Notdienstpraxis ist umgezogen: Raus aus dem Krankenhaus und rein ins ehemalige Aktivum

Hausärztlicher Notdienst

Die hausärztliche Notdienstpraxis, bisher direkt im Lüner St. Marienhospital untergebracht, ist ausgezogen aus dem Krankenhaus.
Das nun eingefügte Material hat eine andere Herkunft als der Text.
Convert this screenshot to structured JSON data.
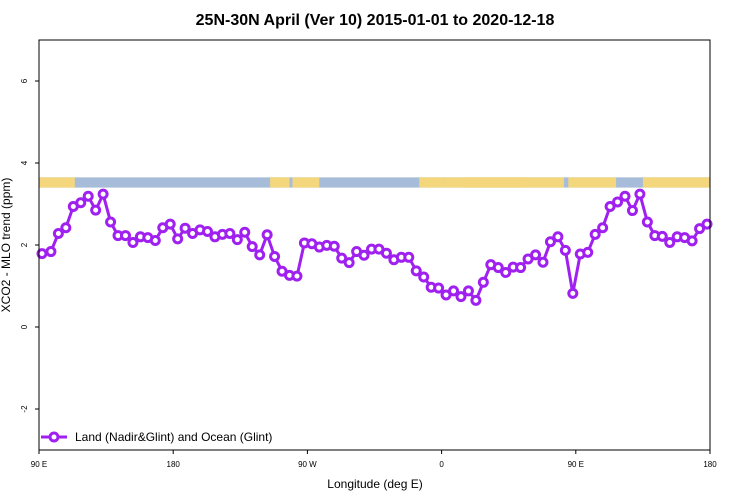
{
  "chart_data": {
    "type": "line",
    "title": "25N-30N April (Ver 10)   2015-01-01 to 2020-12-18",
    "xlabel": "Longitude (deg E)",
    "ylabel": "XCO2 - MLO trend (ppm)",
    "xlim": [
      90,
      540
    ],
    "ylim": [
      -3,
      7
    ],
    "x_ticks": [
      {
        "value": 90,
        "label": "90 E"
      },
      {
        "value": 180,
        "label": "180"
      },
      {
        "value": 270,
        "label": "90 W"
      },
      {
        "value": 360,
        "label": "0"
      },
      {
        "value": 450,
        "label": "90 E"
      },
      {
        "value": 540,
        "label": "180"
      }
    ],
    "y_ticks": [
      {
        "value": -2,
        "label": "-2"
      },
      {
        "value": 0,
        "label": "0"
      },
      {
        "value": 2,
        "label": "2"
      },
      {
        "value": 4,
        "label": "4"
      },
      {
        "value": 6,
        "label": "6"
      }
    ],
    "series": [
      {
        "name": "Land (Nadir&Glint) and Ocean (Glint)",
        "color": "#a020f0",
        "x": [
          92,
          98,
          103,
          108,
          113,
          118,
          123,
          128,
          133,
          138,
          143,
          148,
          153,
          158,
          163,
          168,
          173,
          178,
          183,
          188,
          193,
          198,
          203,
          208,
          213,
          218,
          223,
          228,
          233,
          238,
          243,
          248,
          253,
          258,
          263,
          268,
          273,
          278,
          283,
          288,
          293,
          298,
          303,
          308,
          313,
          318,
          323,
          328,
          333,
          338,
          343,
          348,
          353,
          358,
          363,
          368,
          373,
          378,
          383,
          388,
          393,
          398,
          403,
          408,
          413,
          418,
          423,
          428,
          433,
          438,
          443,
          448,
          453,
          458,
          463,
          468,
          473,
          478,
          483,
          488,
          493,
          498,
          503,
          508,
          513,
          518,
          523,
          528,
          533,
          538
        ],
        "y": [
          1.79,
          1.84,
          2.28,
          2.42,
          2.94,
          3.03,
          3.19,
          2.85,
          3.24,
          2.56,
          2.23,
          2.23,
          2.06,
          2.2,
          2.18,
          2.11,
          2.42,
          2.51,
          2.15,
          2.41,
          2.28,
          2.37,
          2.33,
          2.2,
          2.26,
          2.28,
          2.13,
          2.31,
          1.96,
          1.76,
          2.25,
          1.72,
          1.36,
          1.26,
          1.24,
          2.05,
          2.03,
          1.95,
          1.99,
          1.97,
          1.68,
          1.57,
          1.84,
          1.75,
          1.9,
          1.9,
          1.8,
          1.64,
          1.7,
          1.7,
          1.37,
          1.22,
          0.97,
          0.95,
          0.78,
          0.88,
          0.74,
          0.88,
          0.65,
          1.09,
          1.52,
          1.45,
          1.33,
          1.46,
          1.45,
          1.66,
          1.76,
          1.58,
          2.08,
          2.2,
          1.87,
          0.82,
          1.78,
          1.82,
          2.26,
          2.42,
          2.94,
          3.05,
          3.19,
          2.84,
          3.24,
          2.56,
          2.23,
          2.21,
          2.06,
          2.2,
          2.18,
          2.1,
          2.4,
          2.51
        ]
      }
    ],
    "legend": {
      "position": "bottom-left",
      "entries": [
        "Land (Nadir&Glint) and Ocean (Glint)"
      ]
    },
    "land_ocean_strip": {
      "y_range": [
        3.4,
        3.65
      ],
      "ocean_color": "#a7bcd9",
      "land_color": "#f4d77c",
      "land_ranges": [
        [
          90,
          114
        ],
        [
          245,
          251
        ],
        [
          247,
          258
        ],
        [
          260,
          278
        ],
        [
          345,
          362
        ],
        [
          362,
          375
        ],
        [
          376,
          430
        ],
        [
          375,
          416
        ],
        [
          430,
          442
        ],
        [
          445,
          477
        ],
        [
          495,
          540
        ]
      ]
    }
  }
}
Die Menschen werden ein paar Meter weiter behandelt.

Lünen

, 18.03.2020, 13:00 Uhr / Lesedauer: 1 min
Das Marienhospital hat die hausärztliche Notdienstpraxis raus aus dem Klinikgebäude geholt. Sprechstunde ist ab sofort rund einhundert Meter weiter im ehemaligen Aktivum, direkt neben der Krankenwagenzufahrt.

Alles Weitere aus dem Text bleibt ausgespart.